Abou Cissé à son neveu Alassane « Tant que Gbagbo sera en prison, tu ne pourras pas réussir »

Source: Le Temps

Abou Cissé, l’oncle maternel d’Alassane Ouattara (frère de feue Nabintou Cissé, mère d’Alassane) n’est pas du tout tendre avec son neveu. Dans cet entretien, il lui «crache» ses vérités.

La Côte d’Ivoire a un nouveau pouvoir depuis le 11 avril dernier, suite à l’arrestation du Président Gbagbo par l’armée française…

Nous avons assisté à l’avènement d’un nouveau pouvoir. Nous subissons, en ce moment, ce pouvoir. Nous savons comment ce pouvoir a été installé. Nous constatons, avec beaucoup d’inquiétudes, la mise en place d’un système de jugement qui ne fait qu’éterniser la crise.

Quelles sont vos inquiétudes?

C’est l’arrestation de certains Ivoiriens, qui à un moment donné, ont eu à diriger ce pays. Notamment le Président Laurent Gbagbo, son épouse, les autres cadres et les militants de la majorité présidentielle. En assignant Gbagbo en résidence surveillée, on ne fait qu’emprisonner celui qui est au pouvoir actuellement. Parce que Laurent Gbagbo en prison pose plus d’inquiétudes que d’apaisement.

Soyez plus explicite…

Le Président Laurent Gbagbo est une personnalité. Cette personnalité a régné pendant dix ans. Plus longtemps, il sera en prison, plus son aura va s’affirmer contre les erreurs du pouvoir actuel. Ce pouvoir n’a pas la dimension de résoudre tous les problèmes des Ivoiriens. Vous allez voir que les gens, sans distinction politique, religieuse, ethnique et régionale, vont se retrouver de plus en plus dans les idées du Président Laurent Gbagbo. A travers cette situation, il a de fortes chances de devenir une icône, un symbole. Il va atteindre une telle dimension que le pouvoir en place ne pourra pas diriger ce pays.

Comment ?

Bon nombre d’Ivoiriens vont se sentir, compte tenu qu’il a mis pratiquement tout le monde en prison, dans l’idéal du Président Laurent Gbagbo. Prenons l’exemple de Mandela lorsqu’ il était en prison. Ce n’était pas lui qui faisait,la révolte en Afrique du Sud. C’est le fait qu’on l’ait mis en prison. Cela a donné une autre valeur à Mandela. Aujourd’hui, Gbagbo va atteindre une dimension telle que la Côte d’Ivoire ne pourra pas être gérée par ceux qui sont là. Il ne va pas utiliser, comme les autres l’ont fait, les armes ou la rébellion. Sa présence en prison va susciter, plutôt, une chaîne de mouvements au niveau de la classe sociale. On n’aura pas besoin des armes ou d’une révolution par la guérilla. C’est le peuple lui-même qui va se soulever. Parce que le pouvoir actuel ne pourra pas répondre à l’attente des préoccupations des Ivoiriens. Ce n’est pas en faisant de grands coups de peinture sur certaines places, qu’on peut dire que ça va, le pays est en train de partir, tout va bien… Le pouvoir

actuel doit se dire que les grandes puissances sont en crise. Ce ne sont pas ces pays qui pourront apporter de l’aide à la Côte d’Ivoire.

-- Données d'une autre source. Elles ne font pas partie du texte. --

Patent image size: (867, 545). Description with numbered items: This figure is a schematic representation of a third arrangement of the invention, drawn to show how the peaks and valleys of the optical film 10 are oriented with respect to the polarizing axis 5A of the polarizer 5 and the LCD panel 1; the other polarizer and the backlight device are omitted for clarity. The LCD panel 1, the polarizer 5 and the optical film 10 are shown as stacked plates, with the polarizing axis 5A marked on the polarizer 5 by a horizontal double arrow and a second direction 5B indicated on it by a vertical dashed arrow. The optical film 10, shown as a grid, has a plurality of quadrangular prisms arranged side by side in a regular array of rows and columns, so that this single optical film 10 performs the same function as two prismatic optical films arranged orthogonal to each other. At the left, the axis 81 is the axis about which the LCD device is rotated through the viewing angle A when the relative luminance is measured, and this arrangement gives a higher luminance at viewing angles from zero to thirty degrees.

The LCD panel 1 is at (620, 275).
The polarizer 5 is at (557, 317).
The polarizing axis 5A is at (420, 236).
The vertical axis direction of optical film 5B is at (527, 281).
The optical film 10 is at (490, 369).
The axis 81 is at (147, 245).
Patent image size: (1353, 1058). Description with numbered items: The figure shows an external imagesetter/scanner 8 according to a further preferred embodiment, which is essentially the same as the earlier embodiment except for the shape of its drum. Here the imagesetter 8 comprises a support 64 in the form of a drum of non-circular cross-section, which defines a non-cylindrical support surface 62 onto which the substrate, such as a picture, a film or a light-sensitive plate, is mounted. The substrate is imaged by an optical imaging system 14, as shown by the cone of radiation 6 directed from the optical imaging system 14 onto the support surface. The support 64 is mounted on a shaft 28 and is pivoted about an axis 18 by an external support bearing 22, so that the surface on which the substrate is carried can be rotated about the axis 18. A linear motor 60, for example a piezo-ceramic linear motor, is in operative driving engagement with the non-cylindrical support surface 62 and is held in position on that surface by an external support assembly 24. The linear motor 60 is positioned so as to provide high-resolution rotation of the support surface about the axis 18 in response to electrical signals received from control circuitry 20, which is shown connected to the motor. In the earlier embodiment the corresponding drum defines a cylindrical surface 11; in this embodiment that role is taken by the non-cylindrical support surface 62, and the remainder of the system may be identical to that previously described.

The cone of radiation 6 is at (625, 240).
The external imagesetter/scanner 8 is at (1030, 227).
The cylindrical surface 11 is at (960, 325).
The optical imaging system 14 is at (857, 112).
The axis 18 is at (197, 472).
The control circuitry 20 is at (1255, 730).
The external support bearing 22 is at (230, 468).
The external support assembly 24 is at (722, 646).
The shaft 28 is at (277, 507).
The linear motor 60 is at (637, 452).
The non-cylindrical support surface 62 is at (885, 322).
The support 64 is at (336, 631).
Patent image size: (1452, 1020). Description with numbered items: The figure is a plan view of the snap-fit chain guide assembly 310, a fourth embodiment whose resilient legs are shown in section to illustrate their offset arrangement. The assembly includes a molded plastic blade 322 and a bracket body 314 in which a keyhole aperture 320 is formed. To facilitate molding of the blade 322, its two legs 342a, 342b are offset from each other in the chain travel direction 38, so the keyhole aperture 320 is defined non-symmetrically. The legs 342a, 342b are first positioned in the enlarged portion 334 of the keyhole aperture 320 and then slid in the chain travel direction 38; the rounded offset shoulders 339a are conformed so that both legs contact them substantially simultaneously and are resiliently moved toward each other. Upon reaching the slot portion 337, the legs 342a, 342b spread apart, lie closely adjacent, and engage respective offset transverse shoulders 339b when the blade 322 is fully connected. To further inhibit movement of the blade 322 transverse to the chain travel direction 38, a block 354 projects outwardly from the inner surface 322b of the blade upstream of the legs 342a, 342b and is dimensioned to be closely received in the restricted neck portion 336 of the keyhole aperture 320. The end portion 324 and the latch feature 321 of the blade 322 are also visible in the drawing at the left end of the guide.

On parle de plus en plus de réconciliation nationale avec la mise en place d’une commission…

Tout ce qu’on décide, il faut croire. Si c’est une croyance à Dieu, nous pouvons dire oui. Ce sont des gestes et des volontés humaines. Nous ne croyons pas à ce processus tant que le pouvoir ne prend pas sur lui-même de libérer tous les prisonniers politiques. Il faut libérer le Président Gbagbo et ses camarades. Tant que ceux-ci seront en prison, tant qu’on ne fera pas une politique de réconciliation en acceptant les conditions, il n’y aura pas de paix. Tout le monde a été fautif de cette situation. On ne peut pas juger un côté et laisser l’autre.

Alassane Ouattara, dans son discours à la Nation, tend la main aux cadres de la majorité présidentielle…

Nous avons souri de cette main tendue. Au même moment, il continue de mettre les cadres et militants de la majorité présidentielle en prison. Certains viennent d’être inculpés. La réconciliation ne pourra jamais se faire tant que le Président Gbagbo sera en prison. Il faut le libérer. C’est à partir de ce moment que nous pourrons parler de réconciliation. Afin que la Côte d’Ivoire puisse se retrouver. En clair, la réconciliation ne sera possible, si nous ne trouvons pas une solution sur la réconciliation elle-même.

Quelle est cette solution ?

Dans cette situation, il appartient à Alassane lui-même de trouver la solution. Pour qu’il y ait réconciliation, il faut qu’il se libère de la tutelle des Français. Il est emprisonné par les liens qui le lient à la France. C’est l’armée française qui assure, en ce moment, sa sécurité. En plus, il est emprisonné par le fait que le Président Laurent Gbagbo soit en prison. Il est également en prison par rapport à l’ex-rébellion qui l’a aidé. Il arrive que ceux qui vous ont aidé à prendre le pouvoir, trouvent les voies et moyens pour se débarrasser de vous. Parce qu’ils vont trouver que vous êtes gênant. On le voit, aujourd’hui, les dernières sorties des Nations unies. Elles sont en train de se rebiffer en parlant d’injustice. Alassane doit chercher à avoir une victoire intérieure. Cette victoire c’est libérer tous les dirigeants de la majorité présidentielle.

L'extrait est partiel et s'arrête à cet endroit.